Now to clarify, those strong memories aren’t necessarily because it was a good pie (though it was), but because it featured centrally in a tried-and-true exploitation scheme my aunt repeatedly pulled on me.
For much of my childhood, I lived down the road from her. And naturally, as a 10-year old, I could often be found mucking around in the open fields with the other kids, or hidden in some dark corner to play on my gameboy. Many child psychologists call this “unstructured play time crucial to brain development.” But my aunt called it “piddling.” And she had a mind to put that time to good use.
So she would bake this pie, a fairly quick process, and—in a move suspiciously straight out of a Norman Rockwell painting—set it to cool on the windowsill. It’s cinnamon smell would waft for miles around, and had a nearly 100 percent success rate of luring me away from whatever nonsense I was doing at the time and toward her kitchen window.
This would be my crucial mistake, and set in motion a extremely scripted trap that I somehow never learned to evade.
She would appear and invite me inside for a slice.
“Fetch me a fork,” she would say, with which she would dip into the pie before declaring it still too hot to eat. But while you’re here, she’d say, could you take out that trash really quick? I couldn’t say no, of course— a few minutes carrying a stinky bag was an easy trade for a Heavenly-smelling slice. But then the pie would be still too hot, and what would my grandmother think if she let me get third degree burns all over my mouth and become mute for the rest of my life? So we better wait a little while longer.
And while we’re waiting, the dogs’ bowls do need a little filling. (Can do). Actually, these Coke cans also need to be crushed. (Sure thing). Can you figure out what’s wrong with my computer? (No, but I’ll turn it off and on again repeatedly).
And soon enough, through a succession of “quick favors” waiting for the pie to cool, I would suddenly find myself painting her fence. This happened many, many times, and the pie somehow always took several hours to cool. Sometimes an entire day.
But when it did cool— oh man. All the hard work I’d done leading up to that first slice made it all the richer and sweeter, better by miles than if I’d just eaten one right away. At least, that’s what my Aunt Judy told me. Personally I couldn’t taste the difference.
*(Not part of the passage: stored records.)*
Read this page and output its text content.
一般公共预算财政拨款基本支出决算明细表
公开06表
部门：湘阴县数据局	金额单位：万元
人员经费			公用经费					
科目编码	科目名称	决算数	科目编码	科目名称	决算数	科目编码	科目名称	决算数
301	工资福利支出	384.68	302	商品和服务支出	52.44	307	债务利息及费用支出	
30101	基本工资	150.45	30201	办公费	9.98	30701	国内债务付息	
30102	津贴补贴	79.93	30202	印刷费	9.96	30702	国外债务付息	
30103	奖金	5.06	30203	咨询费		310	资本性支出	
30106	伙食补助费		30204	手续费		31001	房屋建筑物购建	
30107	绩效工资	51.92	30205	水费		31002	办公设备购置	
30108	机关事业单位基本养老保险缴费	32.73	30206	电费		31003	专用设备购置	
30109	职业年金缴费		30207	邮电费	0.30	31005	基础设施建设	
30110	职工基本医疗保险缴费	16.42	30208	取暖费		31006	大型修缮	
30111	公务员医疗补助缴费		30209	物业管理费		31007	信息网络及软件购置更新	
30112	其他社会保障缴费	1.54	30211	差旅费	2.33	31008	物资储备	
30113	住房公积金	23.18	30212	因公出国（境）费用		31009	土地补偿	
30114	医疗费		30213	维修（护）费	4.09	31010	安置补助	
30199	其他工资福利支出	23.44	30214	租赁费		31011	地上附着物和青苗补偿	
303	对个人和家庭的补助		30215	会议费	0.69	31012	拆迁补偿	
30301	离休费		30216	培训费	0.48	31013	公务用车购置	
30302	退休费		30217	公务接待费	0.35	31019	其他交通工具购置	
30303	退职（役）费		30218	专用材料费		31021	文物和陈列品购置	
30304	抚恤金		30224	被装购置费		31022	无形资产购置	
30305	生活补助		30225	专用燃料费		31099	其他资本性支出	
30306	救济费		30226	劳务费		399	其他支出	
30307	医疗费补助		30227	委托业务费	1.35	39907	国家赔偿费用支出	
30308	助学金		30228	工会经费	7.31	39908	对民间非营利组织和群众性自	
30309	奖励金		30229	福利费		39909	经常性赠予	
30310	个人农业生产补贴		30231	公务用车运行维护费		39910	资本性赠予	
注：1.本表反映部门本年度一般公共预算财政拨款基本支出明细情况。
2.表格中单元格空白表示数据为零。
She also used to say, as she was cutting the last slice, “If you are what you eat, then I yam what I yam.”
At the time, I didn’t know what she really meant by that. And actually, I still don’t. But for the record, though all yams are sweet potatoes, not all sweet potatoes are yams. This recipe does not use yams.
Aunt Judy’s Sweet Potato Pie
2 cups Cooked Sweet Potatoes (approximately 1 large sweet potato)
1 ½ cups Skim Milk
2 tbsp. Corn Syrup
4 Egg Whites
¾ cup sugar (less if you prefer – author prefers less)
½ cup Bisquick
1 package Butter Buds (dry)
1 tsp. Ground Cinnamon
½ tsp. Ground Ginger
¼ tsp. Ground Cloves
2 tsp. Vanilla
Preheat oven to 350 degrees. Spray deep dish pie plate with vegetable spray. Blend all ingredients in blender on High for 1 minute. Pour into pie plate. Bake until knife inserted in center comes out clean, 50 to 55 minutes. Makes 8 servings. Cool and serve. One gram unsaturated fat per serving and no cholesterol.